We live in a digital age. The internet has made communication on all fronts easier. There are a number of places you can go online as a filmmaker to find potential work. Just to name a few: Craigslist, StaffMeUp, Mandy, FilmAndTVPro, ProductionHub, MediaMatch. You can also check for local sites and production offices. In the SF area two awesome places to look are BAVC and the Reel Directory.
These online resources are easy to access and find work, but there are also a lot of pitfalls to using them: scam ads, ridiculous requests for unpaid work, a huge number of applicants; the list goes on. The key to making internet job boards a valuable resource is to understand that they can only be part of how you find work. Make sure you diversify where you’re looking for work.
Visibility is key, a great way to find work is to make sure people know you’re available. It can be as easy as drafting up an email and sending it to your contacts. Let them know what you’ve been working on and what you hope to work on in the future. This puts you in their mind as they start working on new projects.
I try to send out monthly email blasts with any new projects that have been completed and just some general news. On multiple occasions I’ve received calls and emails from producers says “I’m glad you contacted me, I’ve got a job for you.” Production coordinators tend to hire the same people over and over, so make sure they’re thinking about you when they’re looking for crew.
There’s been two big trends in what I’ve been suggesting: networking is key, and everything is digital. Social media, like Facebook and Twitter, are extremely handy in staying connected to your network and your industry. You can also keep yourself relevant by blogging (hint, hint, wink, wink) and making use of the tools available to you online.

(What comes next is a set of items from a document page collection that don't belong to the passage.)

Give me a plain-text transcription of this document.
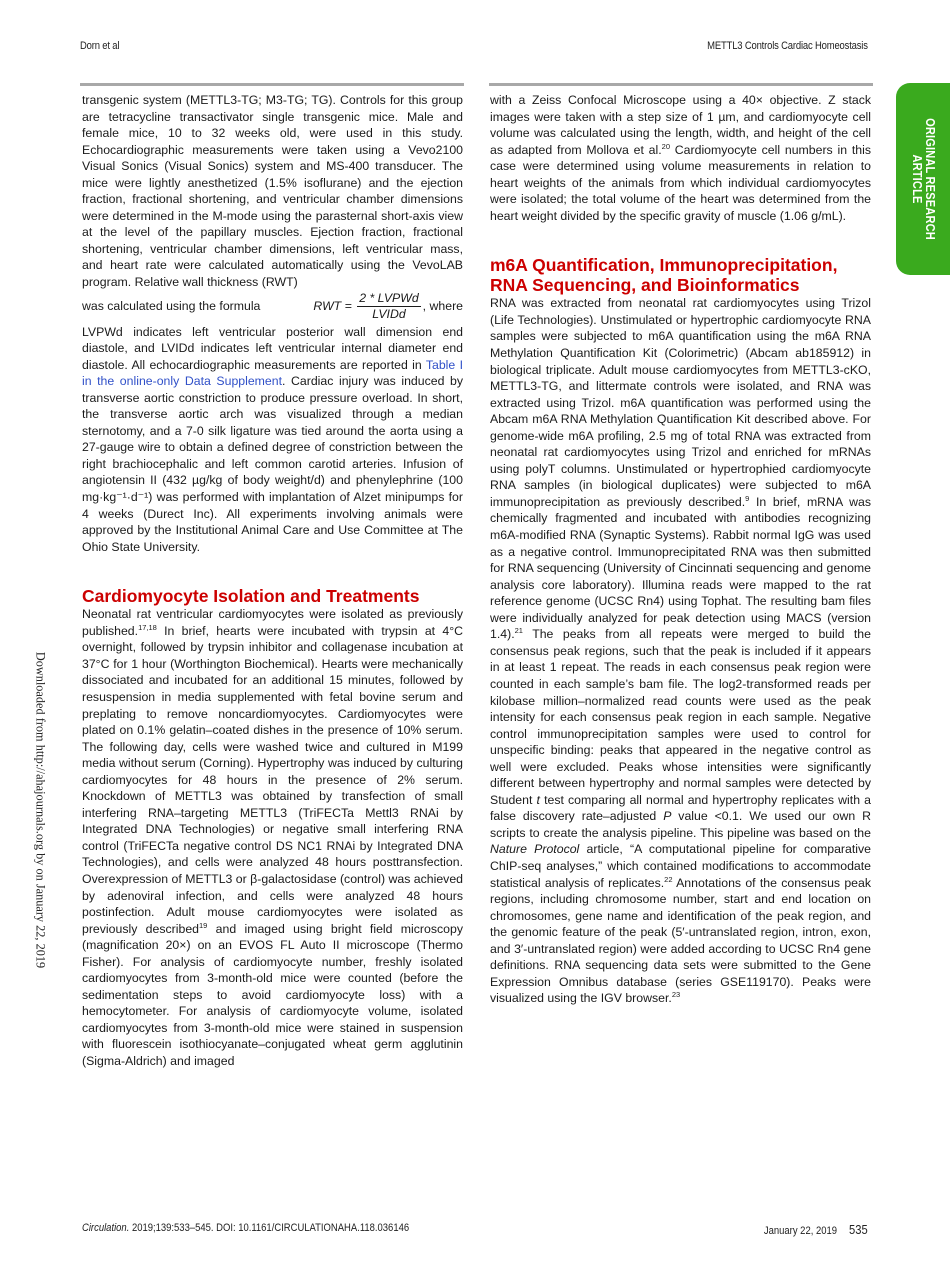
Dorn et al	METTL3 Controls Cardiac Homeostasis
ORIGINAL RESEARCH
ARTICLE
Downloaded from http://ahajournals.org by on January 22, 2019

transgenic system (METTL3-TG; M3-TG; TG). Controls for this group are tetracycline transactivator single transgenic mice. Male and female mice, 10 to 32 weeks old, were used in this study. Echocardiographic measurements were taken using a Vevo2100 Visual Sonics (Visual Sonics) system and MS-400 transducer. The mice were lightly anesthetized (1.5% isoflurane) and the ejection fraction, fractional shortening, and ventricular chamber dimensions were determined in the M-mode using the parasternal short-axis view at the level of the papillary muscles. Ejection fraction, fractional shortening, ventricular chamber dimensions, left ventricular mass, and heart rate were calculated automatically using the VevoLAB program. Relative wall thickness (RWT)

was calculated using the formula	RWT = $\frac{\text{2 * LVPWd}}{\text{LVIDd}}$ , where

LVPWd indicates left ventricular posterior wall dimension end diastole, and LVIDd indicates left ventricular internal diameter end diastole. All echocardiographic measurements are reported in Table I in the online-only Data Supplement. Cardiac injury was induced by transverse aortic constriction to produce pressure overload. In short, the transverse aortic arch was visualized through a median sternotomy, and a 7-0 silk ligature was tied around the aorta using a 27-gauge wire to obtain a defined degree of constriction between the right brachiocephalic and left common carotid arteries. Infusion of angiotensin II (432 µg/kg of body weight/d) and phenylephrine (100 mg·kg⁻¹·d⁻¹) was performed with implantation of Alzet minipumps for 4 weeks (Durect Inc). All experiments involving animals were approved by the Institutional Animal Care and Use Committee at The Ohio State University.

Cardiomyocyte Isolation and Treatments

Neonatal rat ventricular cardiomyocytes were isolated as previously published.$^{17,18}$ In brief, hearts were incubated with trypsin at 4°C overnight, followed by trypsin inhibitor and collagenase incubation at 37°C for 1 hour (Worthington Biochemical). Hearts were mechanically dissociated and incubated for an additional 15 minutes, followed by resuspension in media supplemented with fetal bovine serum and preplating to remove noncardiomyocytes. Cardiomyocytes were plated on 0.1% gelatin–coated dishes in the presence of 10% serum. The following day, cells were washed twice and cultured in M199 media without serum (Corning). Hypertrophy was induced by culturing cardiomyocytes for 48 hours in the presence of 2% serum. Knockdown of METTL3 was obtained by transfection of small interfering RNA–targeting METTL3 (TriFECTa Mettl3 RNAi by Integrated DNA Technologies) or negative small interfering RNA control (TriFECTa negative control DS NC1 RNAi by Integrated DNA Technologies), and cells were analyzed 48 hours posttransfection. Overexpression of METTL3 or β-galactosidase (control) was achieved by adenoviral infection, and cells were analyzed 48 hours postinfection. Adult mouse cardiomyocytes were isolated as previously described$^{19}$ and imaged using bright field microscopy (magnification 20×) on an EVOS FL Auto II microscope (Thermo Fisher). For analysis of cardiomyocyte number, freshly isolated cardiomyocytes from 3-month-old mice were counted (before the sedimentation steps to avoid cardiomyocyte loss) with a hemocytometer. For analysis of cardiomyocyte volume, isolated cardiomyocytes from 3-month-old mice were stained in suspension with fluorescein isothiocyanate–conjugated wheat germ agglutinin (Sigma-Aldrich) and imaged

with a Zeiss Confocal Microscope using a 40× objective. Z stack images were taken with a step size of 1 µm, and cardiomyocyte cell volume was calculated using the length, width, and height of the cell as adapted from Mollova et al.$^{20}$ Cardiomyocyte cell numbers in this case were determined using volume measurements in relation to heart weights of the animals from which individual cardiomyocytes were isolated; the total volume of the heart was determined from the heart weight divided by the specific gravity of muscle (1.06 g/mL).

m6A Quantification, Immunoprecipitation, RNA Sequencing, and Bioinformatics

RNA was extracted from neonatal rat cardiomyocytes using Trizol (Life Technologies). Unstimulated or hypertrophic cardiomyocyte RNA samples were subjected to m6A quantification using the m6A RNA Methylation Quantification Kit (Colorimetric) (Abcam ab185912) in biological triplicate. Adult mouse cardiomyocytes from METTL3-cKO, METTL3-TG, and littermate controls were isolated, and RNA was extracted using Trizol. m6A quantification was performed using the Abcam m6A RNA Methylation Quantification Kit described above. For genome-wide m6A profiling, 2.5 mg of total RNA was extracted from neonatal rat cardiomyocytes using Trizol and enriched for mRNAs using polyT columns. Unstimulated or hypertrophied cardiomyocyte RNA samples (in biological duplicates) were subjected to m6A immunoprecipitation as previously described.$^9$ In brief, mRNA was chemically fragmented and incubated with antibodies recognizing m6A-modified RNA (Synaptic Systems). Rabbit normal IgG was used as a negative control. Immunoprecipitated RNA was then submitted for RNA sequencing (University of Cincinnati sequencing and genome analysis core laboratory). Illumina reads were mapped to the rat reference genome (UCSC Rn4) using Tophat. The resulting bam files were individually analyzed for peak detection using MACS (version 1.4).$^{21}$ The peaks from all repeats were merged to build the consensus peak regions, such that the peak is included if it appears in at least 1 repeat. The reads in each consensus peak region were counted in each sample’s bam file. The log2-transformed reads per kilobase million–normalized read counts were used as the peak intensity for each consensus peak region in each sample. Negative control immunoprecipitation samples were used to control for unspecific binding: peaks that appeared in the negative control as well were excluded. Peaks whose intensities were significantly different between hypertrophy and normal samples were detected by Student t test comparing all normal and hypertrophy replicates with a false discovery rate–adjusted P value <0.1. We used our own R scripts to create the analysis pipeline. This pipeline was based on the Nature Protocol article, “A computational pipeline for comparative ChIP-seq analyses,” which contained modifications to accommodate statistical analysis of replicates.$^{22}$ Annotations of the consensus peak regions, including chromosome number, start and end location on chromosomes, gene name and identification of the peak region, and the genomic feature of the peak (5′-untranslated region, intron, exon, and 3′-untranslated region) were added according to UCSC Rn4 gene definitions. RNA sequencing data sets were submitted to the Gene Expression Omnibus database (series GSE119170). Peaks were visualized using the IGV browser.$^{23}$

Circulation. 2019;139:533–545. DOI: 10.1161/CIRCULATIONAHA.118.036146	January 22, 2019 535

However, this advice comes with a stipulation. If you don’t want to be inundated with people’s selfies and cat pictures, then keep it professional. I keep my twitter filled with folks from within the industry, and I try to only post industry related content. This keeps me relevant and has even garnered some job leads.
Work may be hard to find. But if you work at it, you can find plenty of opportunities. I’ve just outlined how I find jobs, but I’d love to hear how you all do it. Where do you look for jobs? What do you do to make sure the work comes in? Post in the comments so we can all steal your ideas!